A ello se suma otra cuestión importante: defender la paz no implica tomar los campus universitarios ni boicotear a quienes, pertenezcan a la cultura o religión que sea, tienen derecho a no ser incluidos o desintegrados en el marco de un grupo. Un estudioso de una universidad hebrea no tiene por qué arrostrar con una supuesta culpa, como tampoco el palestino.

Lo cierto, sin embargo, es que se ha incrementado notablemente en los últimos tiempos el odio al judío y hoy, donde regresan muchos fantasmas y pesadillas de la historia, no está de más que llamemos la atención sobre la vuelta de odios sangrientos. En el seno del cristianismo ha existido una lacra que vinculaba el asesinato de Cristo con la envidia y el recelo que despertó entre sus correligionarios. Pero es un error teológico especialmente grave pensar que fueron los judíos, como colectivo, los responsables de la crucifixión: todo buen cristiano sabe que es su pecado el que inexcusablemente clave a Cristo siempre de nuevo en la cruz.

Intentó ponérsele coto a esta inquina contra el judío con la declaración Nostra Aetate.

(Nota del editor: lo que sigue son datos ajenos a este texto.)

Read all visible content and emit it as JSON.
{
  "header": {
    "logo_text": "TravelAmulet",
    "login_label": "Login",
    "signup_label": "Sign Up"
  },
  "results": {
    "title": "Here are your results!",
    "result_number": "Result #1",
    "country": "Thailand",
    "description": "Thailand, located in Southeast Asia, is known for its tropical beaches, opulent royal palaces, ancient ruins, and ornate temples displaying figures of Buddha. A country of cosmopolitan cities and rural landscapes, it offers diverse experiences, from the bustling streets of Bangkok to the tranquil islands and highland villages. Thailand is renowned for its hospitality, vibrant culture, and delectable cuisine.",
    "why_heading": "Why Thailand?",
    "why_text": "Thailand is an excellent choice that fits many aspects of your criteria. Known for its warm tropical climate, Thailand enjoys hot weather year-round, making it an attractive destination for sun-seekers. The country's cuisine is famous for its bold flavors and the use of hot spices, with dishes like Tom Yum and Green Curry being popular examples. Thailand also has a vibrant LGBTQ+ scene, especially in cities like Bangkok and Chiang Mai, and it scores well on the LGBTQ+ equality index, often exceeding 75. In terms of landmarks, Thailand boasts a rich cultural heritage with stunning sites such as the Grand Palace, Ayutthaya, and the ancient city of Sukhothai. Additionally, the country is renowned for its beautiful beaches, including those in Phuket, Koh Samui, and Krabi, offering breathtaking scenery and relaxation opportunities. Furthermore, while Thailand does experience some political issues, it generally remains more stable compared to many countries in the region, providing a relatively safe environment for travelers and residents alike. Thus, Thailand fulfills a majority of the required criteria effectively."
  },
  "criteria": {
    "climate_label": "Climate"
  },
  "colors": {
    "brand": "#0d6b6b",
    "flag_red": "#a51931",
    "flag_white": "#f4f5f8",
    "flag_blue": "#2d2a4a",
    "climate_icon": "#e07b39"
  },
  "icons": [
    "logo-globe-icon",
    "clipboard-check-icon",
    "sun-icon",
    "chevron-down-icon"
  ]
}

Pero antes de que el Concilio recordara lo que es evidente, que la fe en Cristo nace de la misma raíz que la que se deposita en Yahvé, quien repase la historia se dará cuenta de que, desde sus inicios, desde un punto de vista doctrinal, el antisemitismo es incompatible con el cristianismo.

Un artículo publicado recientemente en First Things revisa hechos sumamente elocuentes: en Estados Unidos, por ejemplo, se han registrado más de ocho mil incidentes antisemitas el último año, lo que representa un 140% más con respecto a los datos de 2022.

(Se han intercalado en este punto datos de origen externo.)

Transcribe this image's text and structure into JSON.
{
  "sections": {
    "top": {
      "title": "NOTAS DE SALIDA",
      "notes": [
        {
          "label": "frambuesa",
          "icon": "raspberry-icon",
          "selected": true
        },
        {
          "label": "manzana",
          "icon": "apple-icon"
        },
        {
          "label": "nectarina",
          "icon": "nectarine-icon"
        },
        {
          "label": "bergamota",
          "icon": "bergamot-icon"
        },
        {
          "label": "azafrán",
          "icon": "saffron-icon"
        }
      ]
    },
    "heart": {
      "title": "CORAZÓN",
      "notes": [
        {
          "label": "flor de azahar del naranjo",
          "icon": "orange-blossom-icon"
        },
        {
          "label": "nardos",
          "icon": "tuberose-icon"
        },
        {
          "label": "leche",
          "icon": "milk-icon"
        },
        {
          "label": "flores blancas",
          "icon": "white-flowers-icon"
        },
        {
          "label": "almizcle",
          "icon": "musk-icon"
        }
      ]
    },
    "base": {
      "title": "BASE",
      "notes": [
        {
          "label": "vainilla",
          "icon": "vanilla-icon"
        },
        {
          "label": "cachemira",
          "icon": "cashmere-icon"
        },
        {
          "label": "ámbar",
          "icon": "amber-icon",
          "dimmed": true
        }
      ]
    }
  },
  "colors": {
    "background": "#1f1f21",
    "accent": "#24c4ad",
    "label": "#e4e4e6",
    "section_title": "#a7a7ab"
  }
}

Se han dado destrozos en negocios judíos que recuerdan cierta noche en que los nazis hicieron lo mismo. Muchos estudiantes han sido agredidos. Según se cuenta, incluso algunos niños han tenido que sufrir que hablaran de sus padres como “asesinos de bebés”, como si ser judío fuera ya ser culpable. Datos parecidos se pueden encontrar en Europa e incluso en África, donde según las informaciones, las agresiones contra judíos han crecido más del 600% en el último año.

Para Melissa Langsam, que escribe en la revista mencionada sobre la cuestión, los números son estremecedores. Y explica que cualquier democracia deja mucho que desear si evita responder con firmeza ante la estigmatización de una parte de la población.

“En Estados Unidos, por ejemplo, se han registrado más de ocho mil incidentes antisemitas el último año, lo que representa un 140% más con respecto a los datos de 2022”

“El creciente antisemitismo es un síntoma de decadencia social, así como la creciente intolerancia hacia minorías religiosas y hacia los disidentes ideológicos. Esto constituye una amenaza para Occidente (…) Las sociedades que no abordan o se avergüenzan del antisemitismo enfrentan problemas enconados, ya que las soluciones que se precisan se pasan por alto mientras los judíos son convertidos en chivos expiatorios”, explica.

George Eliot escribió hace mucho tiempo una novela que puede servir para curar estos efluvios antisemitas. Se trata de Daniel Deronda, afortunadamente publicada hace un año por la editorial Rialp. A diferencia de esa tradición milenaria que insultaba al judío, Eliot, con una finura impresionante, compone su panegírico, intentando contrarrestar el oprobio histórico.

Aunque tampoco se trata de idealizarlo. Lo importante, desde una óptica moral y política, es no disolver la singularidad y responsabilidad de cada uno en la sombra oceánica del grupo. Desde Karl Jaspers a Arendt, muchos han sido los pensadores que piensan que una de las lacras en nuestra cosmovisión ética es la llamada culpa colectiva. Ese problema, que tuvo que afrontar la sociedad alemana tras el nazismo, es el que, paradójicamente, sobrevuela hoy sobre los judíos.